During Darius’ freshman season at WVU, it felt like part of him was missing without his other half.

“It’s like you have another one of you out there so you’re getting comfortable,” Darius said. “My freshman year I was in here by myself and it didn’t feel the same. So when Dante came up my sophomore year, his freshman year, I felt like I had my family back. I had my other half back. Us playing together is just the dynamic duo for having a good season.”

Darius Stills (56) during WVU’s spring practice.
(Photo Credit: Shanna Rose, BGS)

The connection between Dante and Darius is apparent and the two have continued to grow their bond not just as teammates and brothers but also as roommates.

“We actually do live together,” Dante said. “We’re always together no matter what. It’s like we can never get away from each other.”

For the two brothers, not only are they playing together but close to home. 

Dante and Darius come from 15 miles down the road in Fairmont.
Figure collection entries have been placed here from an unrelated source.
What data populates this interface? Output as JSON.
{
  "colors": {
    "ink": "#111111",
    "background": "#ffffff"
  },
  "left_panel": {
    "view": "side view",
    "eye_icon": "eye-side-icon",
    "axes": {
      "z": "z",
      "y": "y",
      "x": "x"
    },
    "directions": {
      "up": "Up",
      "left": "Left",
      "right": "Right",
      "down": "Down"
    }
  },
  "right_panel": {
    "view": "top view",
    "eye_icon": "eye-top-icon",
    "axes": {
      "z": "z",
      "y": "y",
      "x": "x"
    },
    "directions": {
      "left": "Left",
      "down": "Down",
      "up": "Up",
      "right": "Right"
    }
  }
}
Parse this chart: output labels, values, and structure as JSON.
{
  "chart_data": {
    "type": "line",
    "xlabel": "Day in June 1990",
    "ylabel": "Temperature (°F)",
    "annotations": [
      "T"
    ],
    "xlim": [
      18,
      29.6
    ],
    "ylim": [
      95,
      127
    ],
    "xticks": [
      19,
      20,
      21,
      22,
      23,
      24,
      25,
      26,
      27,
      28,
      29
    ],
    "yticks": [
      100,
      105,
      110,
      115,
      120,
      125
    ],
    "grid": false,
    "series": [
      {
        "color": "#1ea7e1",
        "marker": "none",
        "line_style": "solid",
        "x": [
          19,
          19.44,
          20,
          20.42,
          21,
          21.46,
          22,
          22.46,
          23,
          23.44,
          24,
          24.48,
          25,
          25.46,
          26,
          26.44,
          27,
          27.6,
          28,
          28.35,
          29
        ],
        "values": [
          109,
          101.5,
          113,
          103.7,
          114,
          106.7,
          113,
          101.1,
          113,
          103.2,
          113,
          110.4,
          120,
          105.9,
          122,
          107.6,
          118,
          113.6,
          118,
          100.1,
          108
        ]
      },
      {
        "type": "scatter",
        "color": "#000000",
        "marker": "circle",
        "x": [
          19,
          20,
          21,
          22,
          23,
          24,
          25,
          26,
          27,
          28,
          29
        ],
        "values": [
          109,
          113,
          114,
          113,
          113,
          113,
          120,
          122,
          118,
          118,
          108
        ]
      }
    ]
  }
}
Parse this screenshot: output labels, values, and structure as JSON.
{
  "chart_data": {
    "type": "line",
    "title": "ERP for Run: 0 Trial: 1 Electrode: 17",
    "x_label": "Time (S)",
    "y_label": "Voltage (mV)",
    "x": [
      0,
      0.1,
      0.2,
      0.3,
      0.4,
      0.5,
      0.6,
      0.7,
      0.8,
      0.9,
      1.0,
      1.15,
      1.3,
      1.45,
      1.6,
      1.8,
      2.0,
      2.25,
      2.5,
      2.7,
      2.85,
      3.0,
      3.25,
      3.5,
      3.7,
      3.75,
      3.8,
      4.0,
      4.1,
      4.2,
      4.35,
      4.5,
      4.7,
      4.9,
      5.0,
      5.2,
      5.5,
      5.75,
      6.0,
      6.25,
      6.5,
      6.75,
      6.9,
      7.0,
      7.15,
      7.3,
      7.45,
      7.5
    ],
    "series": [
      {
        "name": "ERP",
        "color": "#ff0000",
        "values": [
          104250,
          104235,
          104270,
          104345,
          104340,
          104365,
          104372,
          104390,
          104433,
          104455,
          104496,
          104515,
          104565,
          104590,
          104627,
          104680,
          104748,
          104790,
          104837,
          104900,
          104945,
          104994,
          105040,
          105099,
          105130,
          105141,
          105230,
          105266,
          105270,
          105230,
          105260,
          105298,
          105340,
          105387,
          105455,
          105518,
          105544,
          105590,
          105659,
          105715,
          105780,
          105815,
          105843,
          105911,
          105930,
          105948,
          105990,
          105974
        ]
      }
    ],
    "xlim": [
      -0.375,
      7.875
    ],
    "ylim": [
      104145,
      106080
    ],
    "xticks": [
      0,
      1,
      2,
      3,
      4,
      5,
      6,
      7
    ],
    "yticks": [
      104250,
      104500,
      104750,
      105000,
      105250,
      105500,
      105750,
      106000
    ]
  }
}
The youngest Stills brother loves all the support that has come from this and having a huge support system so close.

Dante Stills (55) takes a knee during WVU’s spring practice.
(Photo Credit: Shanna Rose, BGS)

“Playing for the state is different than other people coming in and not playing for their state,” Dante said. “Playing for their state, you have people that have watched you grow as an athlete, especially from middle school to high school. A lot of people watched me from high school into my recruiting process and are now watching me. People that have been there my whole life. People that I looked up to are watching me at the next level. It’s just a great feeling to have people around you that support you no matter what, ups and downs. It’s great playing for a state that supports you.”